Drug warriors — and the Republican Party — are fearful that having a marijuana measure on the ballot will lead to high voter turnout among Democrats and young voters. Many political pollsters are expecting a Blue Wave of progressive votes in November, so this gambit is designed to quell voter turnout in addition to execute some statehouse influence peddling.

Fisk told the Free Press that he is fighting to amend the current measure to maintain the onerous regulations in place for the state’s existing medical marijuana program. “We think the medical marijuana act that the Legislature passed had bipartisan support,” he said. “And that has a system of accountability that you need to bring to recreational marijuana, too.”
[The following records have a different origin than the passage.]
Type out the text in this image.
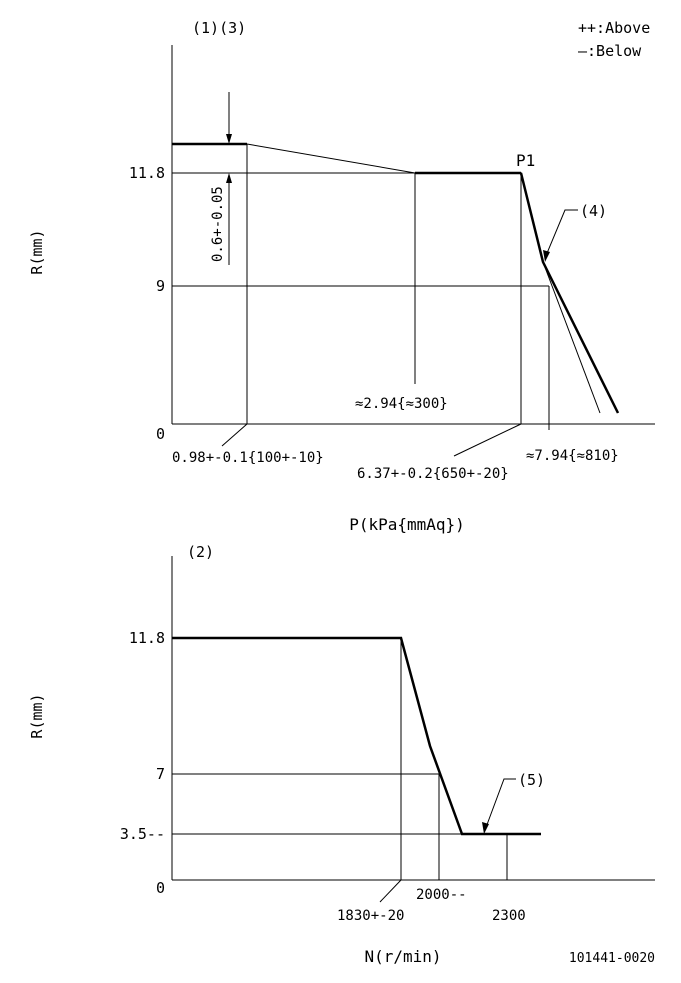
++:Above
—:Below
(1)(3)
R(mm)
11.8
9
0
P1
(4)
0.6+-0.05
0.98+-0.1{100+-10}
≈2.94{≈300}
6.37+-0.2{650+-20}
≈7.94{≈810}
P(kPa{mmAq})
(2)
R(mm)
11.8
7
3.5--
0
(5)
1830+-20
2000--
2300
N(r/min)	101441-0020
Republicans are still considering taking up the issue in order to bypass a popular vote. Democrats, on the other hand, want to put the issue in the hands of the voters.

There are a handful of other groups fighting against legalization. One out-of-state 0rganization — Smart Approaches to Marijuana, a leading prohibition outfit run by longtime drug warrior Kevin Saget — has already spent $275,000 to fight the measure.

The deadline for the Legislature is June 5. If there is no action, legalization will have to wait until November. Polling shows legalization is wildly popular among Michigan voters, especially among young voters and Democrats.